Dans ces conditions, je ne vois pas comment l’entrée en apprentissage deux ans plus tôt qu’aujourd’hui (un an et demi en tenant compte des actuelles dérogations) peut résoudre les problèmes de jeunes qui auront une moindre formation de base encore, et qui souffrent à l’heure actuelle au collège, pour diverses raisons, d’une incapacité à respecter la moindre règle (horaires, comportement, socialisation etc…), ce qui ne relève pas, sauf exception, du type de formation suivi. Que le collège doive adapter son fonctionnement à cette situation mieux encore qu’il ne le fait aujourd’hui, sans doute, mais de toute évidence, demander à des « patrons » soumis à des contraintes économiques, de prendre ces jeune en charge est une annonce qui relève d’une méconnaissance absolue de la question et de l’improvisation la plus dangereuse.

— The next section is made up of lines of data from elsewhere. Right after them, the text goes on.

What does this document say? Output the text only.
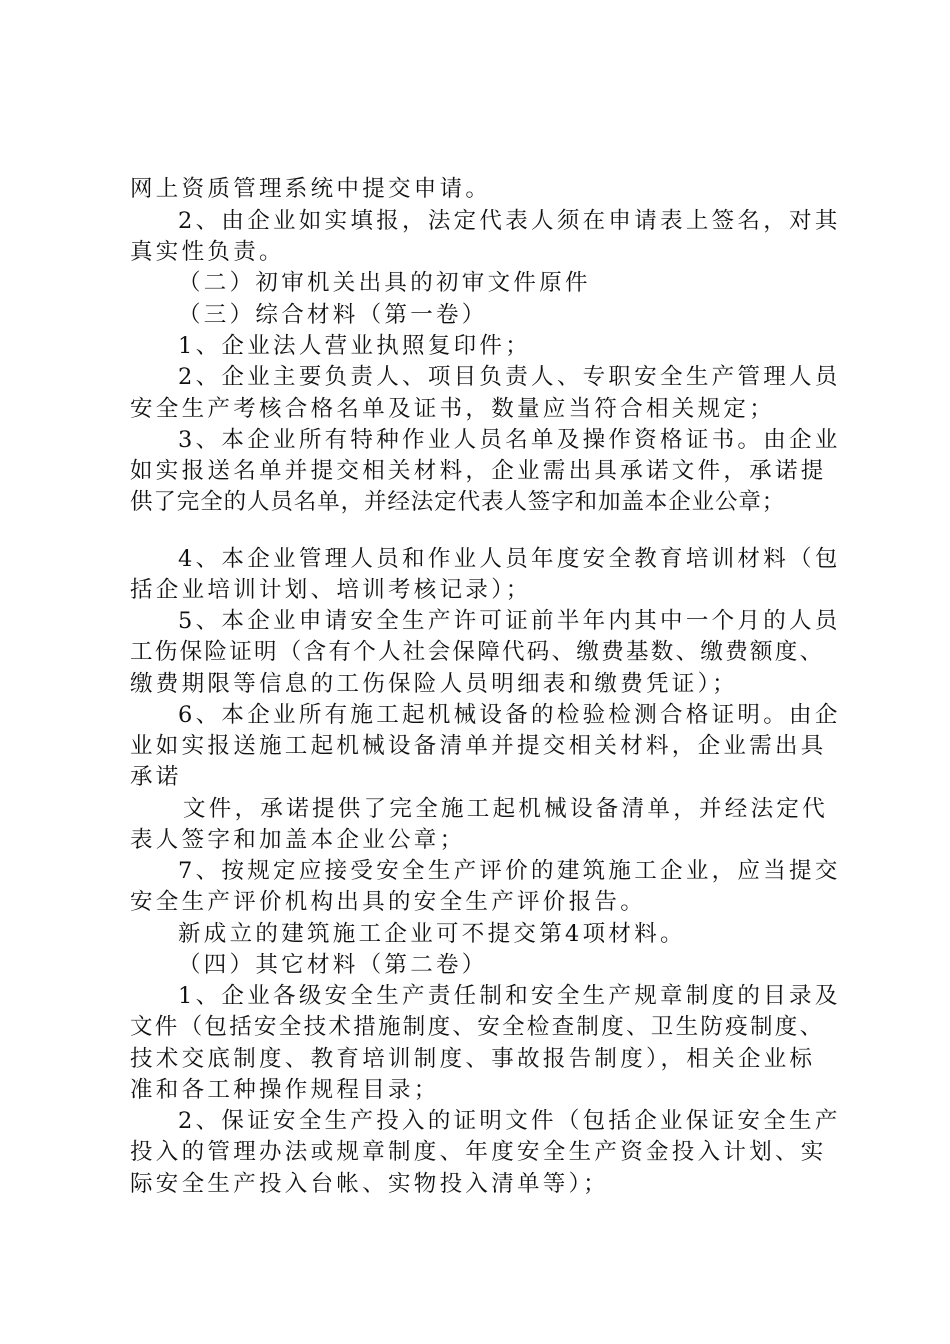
网上资质管理系统中提交申请。

2、由企业如实填报，法定代表人须在申请表上签名，对其

真实性负责。

（二）初审机关出具的初审文件原件

（三）综合材料（第一卷）

1、企业法人营业执照复印件；

2、企业主要负责人、项目负责人、专职安全生产管理人员

安全生产考核合格名单及证书，数量应当符合相关规定；

3、本企业所有特种作业人员名单及操作资格证书。由企业

如实报送名单并提交相关材料，企业需出具承诺文件，承诺提

供了完全的人员名单，并经法定代表人签字和加盖本企业公章；

4、本企业管理人员和作业人员年度安全教育培训材料（包

括企业培训计划、培训考核记录）；

5、本企业申请安全生产许可证前半年内其中一个月的人员

工伤保险证明（含有个人社会保障代码、缴费基数、缴费额度、

缴费期限等信息的工伤保险人员明细表和缴费凭证）；

6、本企业所有施工起机械设备的检验检测合格证明。由企

业如实报送施工起机械设备清单并提交相关材料，企业需出具

承诺

文件，承诺提供了完全施工起机械设备清单，并经法定代

表人签字和加盖本企业公章；

7、按规定应接受安全生产评价的建筑施工企业，应当提交

安全生产评价机构出具的安全生产评价报告。

新成立的建筑施工企业可不提交第4项材料。

（四）其它材料（第二卷）

1、企业各级安全生产责任制和安全生产规章制度的目录及

文件（包括安全技术措施制度、安全检查制度、卫生防疫制度、

技术交底制度、教育培训制度、事故报告制度），相关企业标

准和各工种操作规程目录；

2、保证安全生产投入的证明文件（包括企业保证安全生产

投入的管理办法或规章制度、年度安全生产资金投入计划、实

际安全生产投入台帐、实物投入清单等）；
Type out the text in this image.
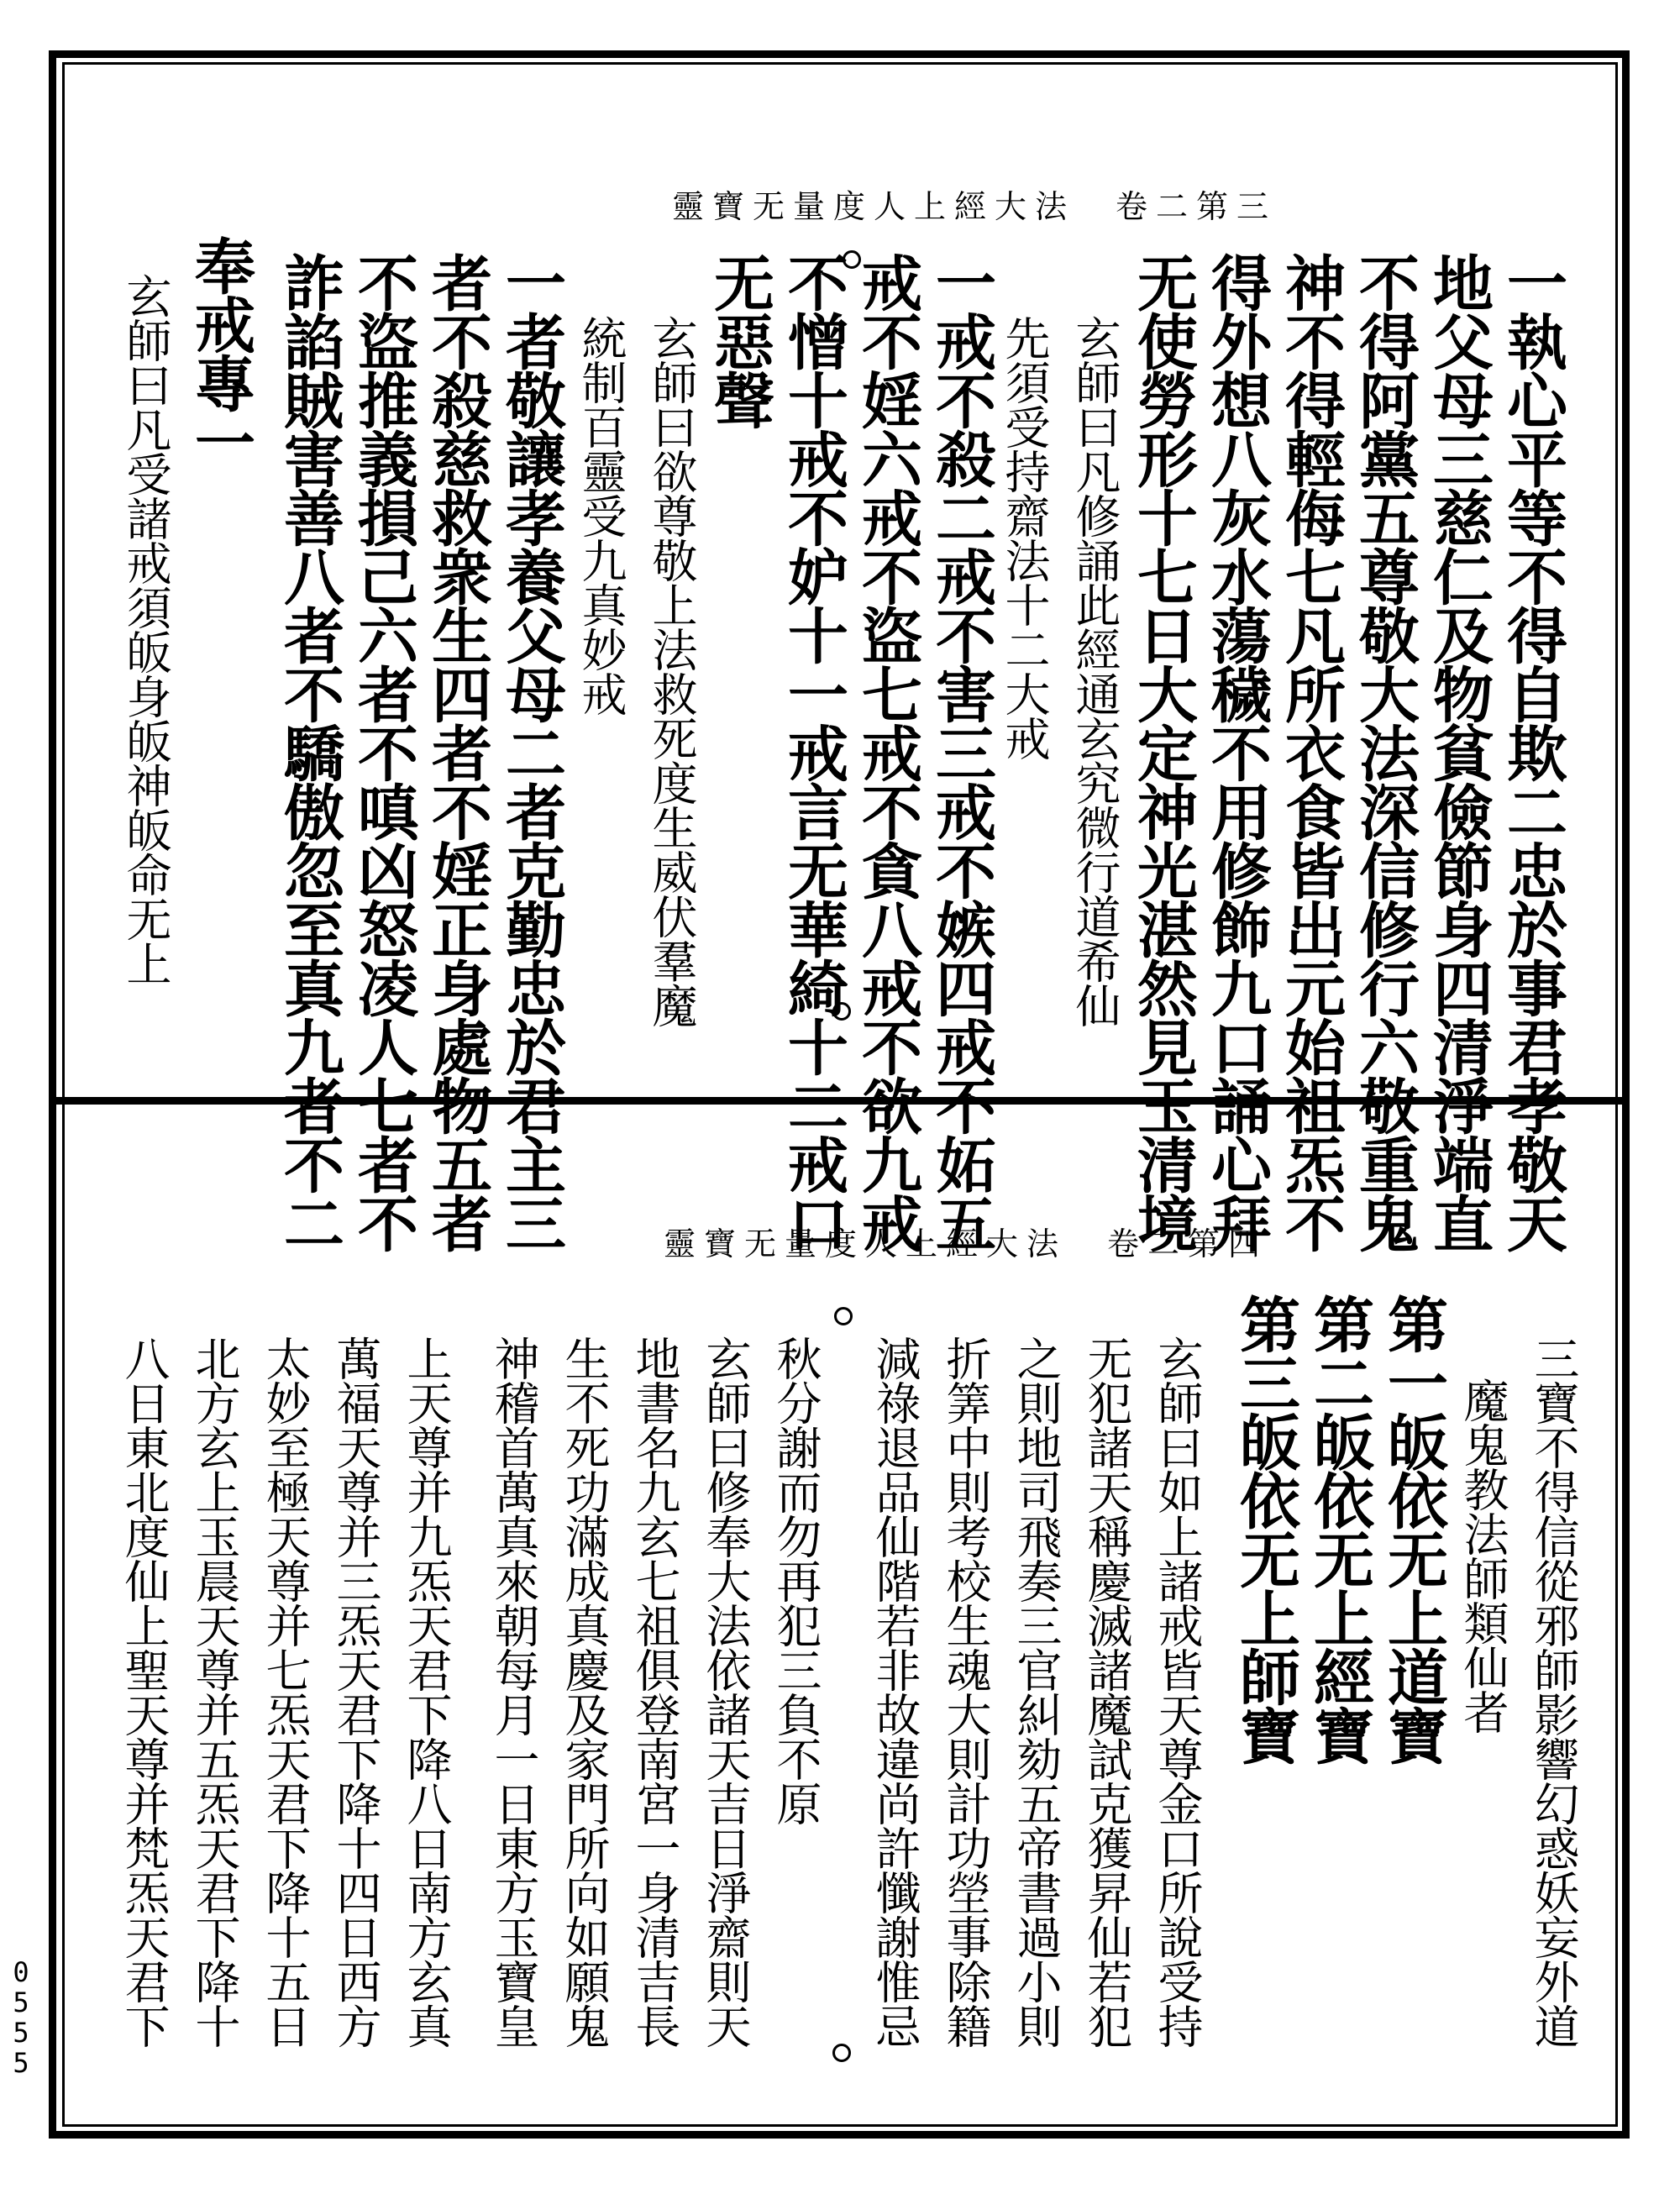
靈寶无量度人上經大法　卷二第三
一執心平等不得自欺二忠於事君孝敬天
地父母三慈仁及物貧儉節身四清淨端直
不得阿黨五尊敬大法深信修行六敬重鬼
神不得輕侮七凡所衣食皆出元始祖炁不
得外想八灰水蕩穢不用修飾九口誦心拜
无使勞形十七日大定神光湛然見玉清境
玄師曰凡修誦此經通玄究微行道希仙
先須受持齋法十二大戒
一戒不殺二戒不害三戒不嫉四戒不妬五
戒不婬六戒不盜七戒不貪八戒不欲九戒
不憎十戒不妒十一戒言无華綺十二戒口
无惡聲
玄師曰欲尊敬上法救死度生威伏羣魔
統制百靈受九真妙戒
一者敬讓孝養父母二者克勤忠於君主三
者不殺慈救衆生四者不婬正身處物五者
不盜推義損己六者不嗔凶怒凌人七者不
詐諂賊害善八者不驕傲忽至真九者不二
奉戒專一
玄師曰凡受諸戒須皈身皈神皈命无上
靈寶无量度人上經大法　卷二第四
三寶不得信從邪師影響幻惑妖妄外道
魔鬼教法師類仙者
第一皈依无上道寶
第二皈依无上經寶
第三皈依无上師寶
玄師曰如上諸戒皆天尊金口所說受持
无犯諸天稱慶滅諸魔試克獲昇仙若犯
之則地司飛奏三官糾劾五帝書過小則
折筭中則考校生魂大則計功塋事除籍
減祿退品仙階若非故違尚許懺謝惟忌
秋分謝而勿再犯三負不原
玄師曰修奉大法依諸天吉日淨齋則天
地書名九玄七祖俱登南宮一身清吉長
生不死功滿成真慶及家門所向如願鬼
神稽首萬真來朝每月一日東方玉寶皇
上天尊并九炁天君下降八日南方玄真
萬福天尊并三炁天君下降十四日西方
太妙至極天尊并七炁天君下降十五日
北方玄上玉晨天尊并五炁天君下降十
八日東北度仙上聖天尊并梵炁天君下
0
5
5
5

Que risque-t-il de se passer en effet : en admettant que ces jeunes trouvent des maîtres d’apprentissage (ce qui relève déjà un peu de l’utopie), si l’on garde simplement le même taux de résiliation des contrats d’apprentissage qu’aujourd’hui (et il ne peut que croître dans des proportions importantes puisque le nombre de patrons reste le même et qu’on multiplie celui des apprentis) cela signifie que des élèves de 14 ans et demi approximativement, en échec au collège (parce que c’est de ces élèves-là qu’ils s’agit), feront un petit détour de quelques mois dans le monde du travail, subiront un nouvel échec (qu’un échec puisse être formateur, sans doute, mais pas pour qui n’a jamais connu que ça), et réintégreront nécessairement le collège, en cours d’année, avec quelques mois de retard de plus. A moins qu’on envisage de les laisser définitivement à la rue, ce qui ne semblait pas être l’objectif souhaité initialement.